Cities at the Forefront of Resilience and Sustainable Development: The Imperative to Restructure Philippine Decentralisation
Authors / Editors: Gera, Weena Jade S.
With the growing global discourse on the urgency of the urban resilience agenda, the capacities of cities for governance have become a salient matter in sustainable development analysis. Specifically in the context of developing regions, cities are faced with ever more complex intersections of different dimensions of vulnerability. This paper revisits the Philippine decentralization policy and its continued relevance to capacitating the country’s cities in managing disaster risks, particularly disaster risk reduction and climate change adaptation. It examines the interplay of institutional and political factors governing: 1) intergovernmental allocation of mandate and sharing of financial resources; and 2) intergovernmental coordination of accountability structures. It identifies failure factors in the current institutional framework and illustrates how these continue to constrain emerging city governance practices and initiatives.
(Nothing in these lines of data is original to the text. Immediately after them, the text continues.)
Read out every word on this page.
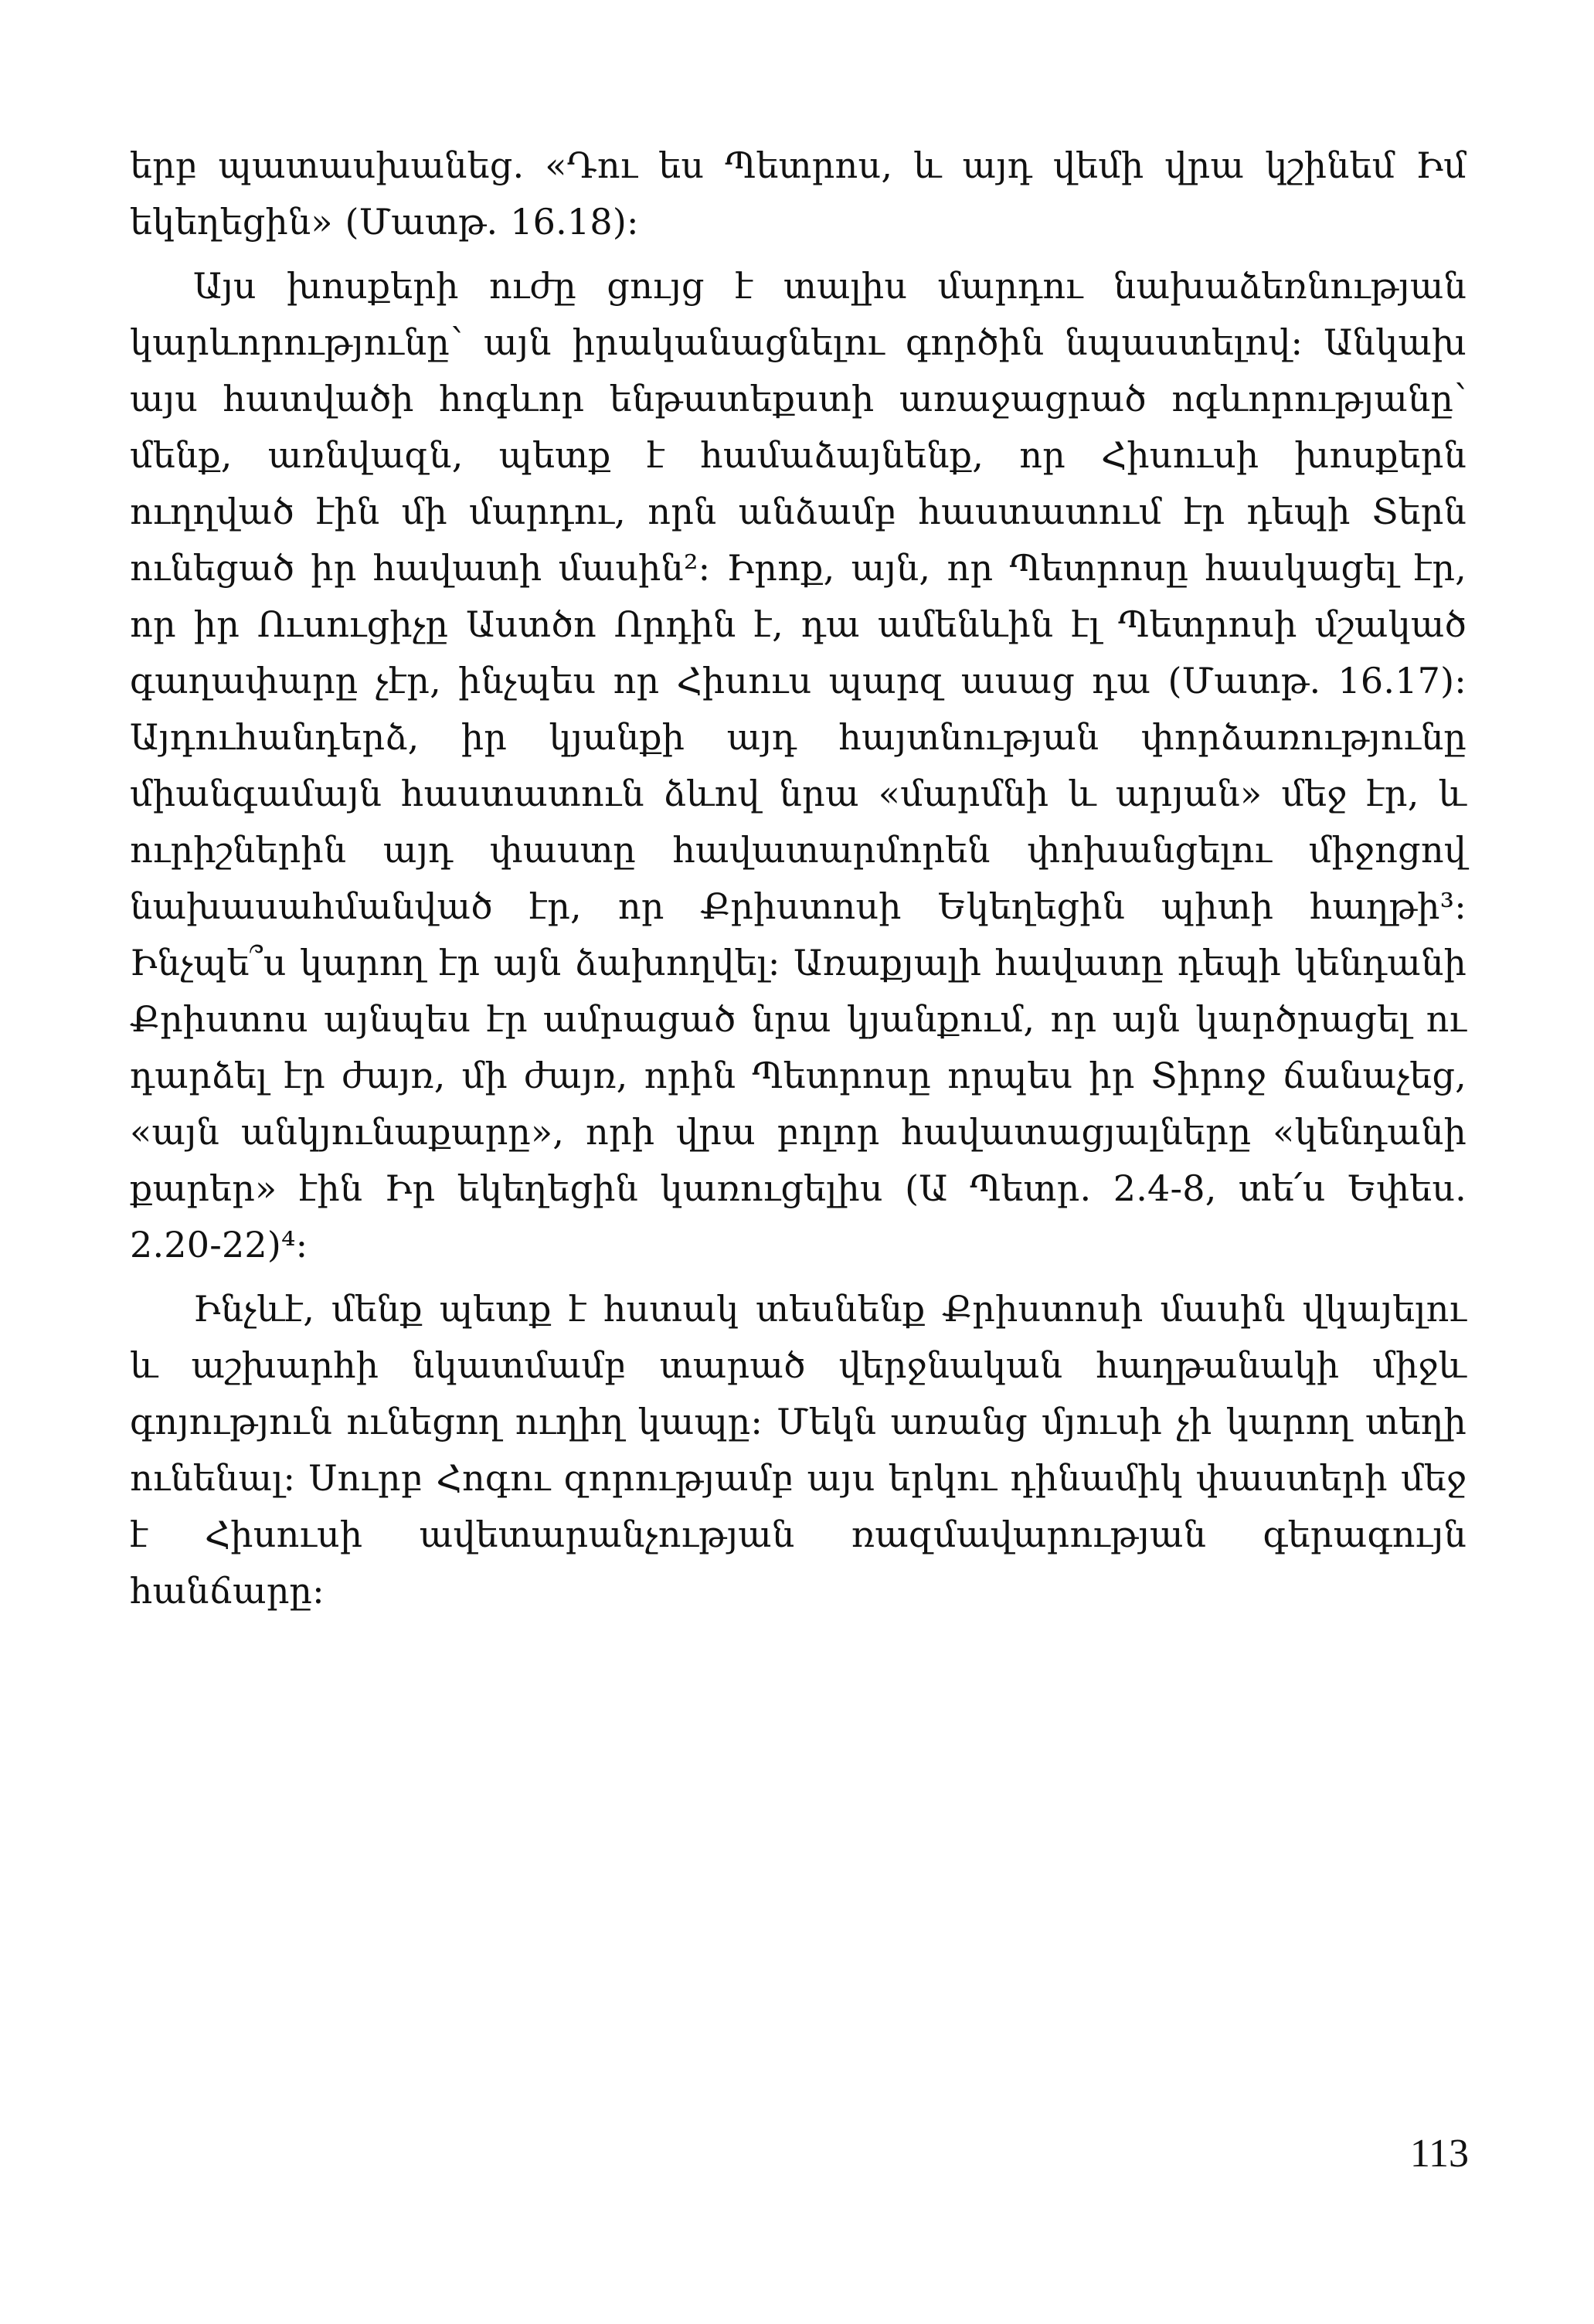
երբ պատասխանեց. «Դու ես Պետրոս, և այդ վեմի վրա կշինեմ Իմ եկեղեցին» (Մատթ. 16.18):

Այս խոսքերի ուժը ցույց է տալիս մարդու նախաձեռնության կարևորությունը՝ այն իրականացնելու գործին նպաստելով: Անկախ այս հատվածի հոգևոր ենթատեքստի առաջացրած ոգևորությանը՝ մենք, առնվազն, պետք է համաձայնենք, որ Հիսուսի խոսքերն ուղղված էին մի մարդու, որն անձամբ հաստատում էր դեպի Տերն ունեցած իր հավատի մասին²: Իրոք, այն, որ Պետրոսը հասկացել էր, որ իր Ուսուցիչը Աստծո Որդին է, դա ամենևին էլ Պետրոսի մշակած գաղափարը չէր, ինչպես որ Հիսուս պարզ ասաց դա (Մատթ. 16.17): Այդուհանդերձ, իր կյանքի այդ հայտնության փորձառությունը միանգամայն հաստատուն ձևով նրա «մարմնի և արյան» մեջ էր, և ուրիշներին այդ փաստը հավատարմորեն փոխանցելու միջոցով նախասահմանված էր, որ Քրիստոսի Եկեղեցին պիտի հաղթի³: Ինչպե՞ս կարող էր այն ձախողվել: Առաքյալի հավատը դեպի կենդանի Քրիստոս այնպես էր ամրացած նրա կյանքում, որ այն կարծրացել ու դարձել էր ժայռ, մի ժայռ, որին Պետրոսը որպես իր Տիրոջ ճանաչեց, «այն անկյունաքարը», որի վրա բոլոր հավատացյալները «կենդանի քարեր» էին Իր եկեղեցին կառուցելիս (Ա Պետր. 2.4-8, տե՛ս Եփես. 2.20-22)⁴:

Ինչևէ, մենք պետք է հստակ տեսնենք Քրիստոսի մասին վկայելու և աշխարհի նկատմամբ տարած վերջնական հաղթանակի միջև գոյություն ունեցող ուղիղ կապը: Մեկն առանց մյուսի չի կարող տեղի ունենալ: Սուրբ Հոգու զորությամբ այս երկու դինամիկ փաստերի մեջ է Հիսուսի ավետարանչության ռազմավարության գերագույն հանճարը:

113
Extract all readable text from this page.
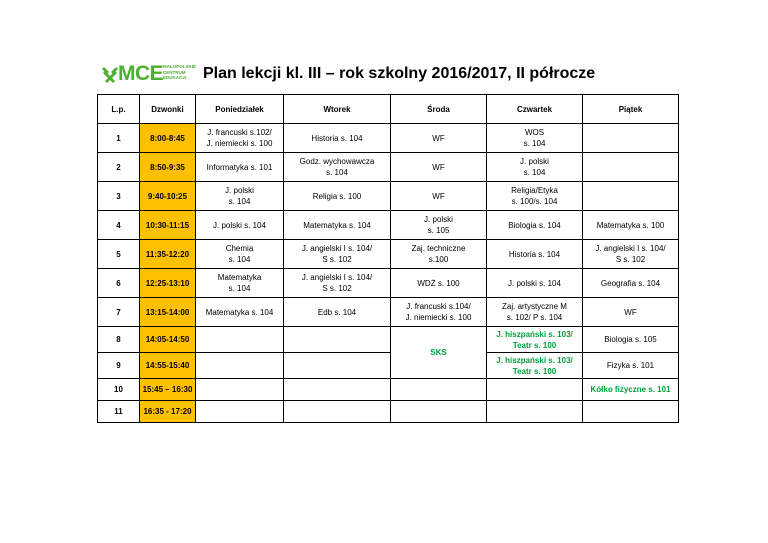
MCE MAŁOPOLSKIE
CENTRUM
EDUKACJI	Plan lekcji kl. III – rok szkolny 2016/2017, II półrocze
L.p.	Dzwonki	Poniedziałek	Wtorek	Środa	Czwartek	Piątek
1	8:00-8:45	J. francuski s.102/
J. niemiecki s. 100	Historia s. 104	WF	WOS
s. 104	

2	8:50-9:35	Informatyka s. 101	Godz. wychowawcza
s. 104	WF	J. polski
s. 104	

3	9:40-10:25	J. polski
s. 104	Religia s. 100	WF	Religia/Etyka
s. 100/s. 104	

4	10:30-11:15	J. polski s. 104	Matematyka s. 104	J. polski
s. 105	Biologia s. 104	Matematyka s. 100

5	11:35-12:20	Chemia
s. 104	J. angielski I s. 104/
S s. 102	Zaj. techniczne
s.100	Historia s. 104	J. angielski I s. 104/
S s. 102

6	12:25-13:10	Matematyka
s. 104	J. angielski I s. 104/
S s. 102	WDŻ s. 100	J. polski s. 104	Geografia s. 104

7	13:15-14:00	Matematyka s. 104	Edb s. 104	J. francuski s.104/
J. niemiecki s. 100	Zaj. artystyczne M
s. 102/ P s. 104	WF

8	14:05-14:50			SKS	J. hiszpański s. 103/
Teatr s. 100	Biologia s. 105

9	14:55-15:40				J. hiszpański s. 103/
Teatr s. 100	Fizyka s. 101

10	15:45 – 16:30					Kółko fizyczne s. 101

11	16:35 - 17:20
The paper argues that the country’s existing devolution system vis-à-vis deeply embedded intergovernmental political contradictions render city governance crippled in urban crisis management, compelling for a serious policy restructuring anchored to the integration and expansion of authorities for local governance.
This paper was presented at the EROPA (Eastern Regional Organization for Public Administration) Conference on “Modernization of Governance: Reforms and Good Practices in Emerging Markets”, 17-21 (18) October 2015, Shanghai, China.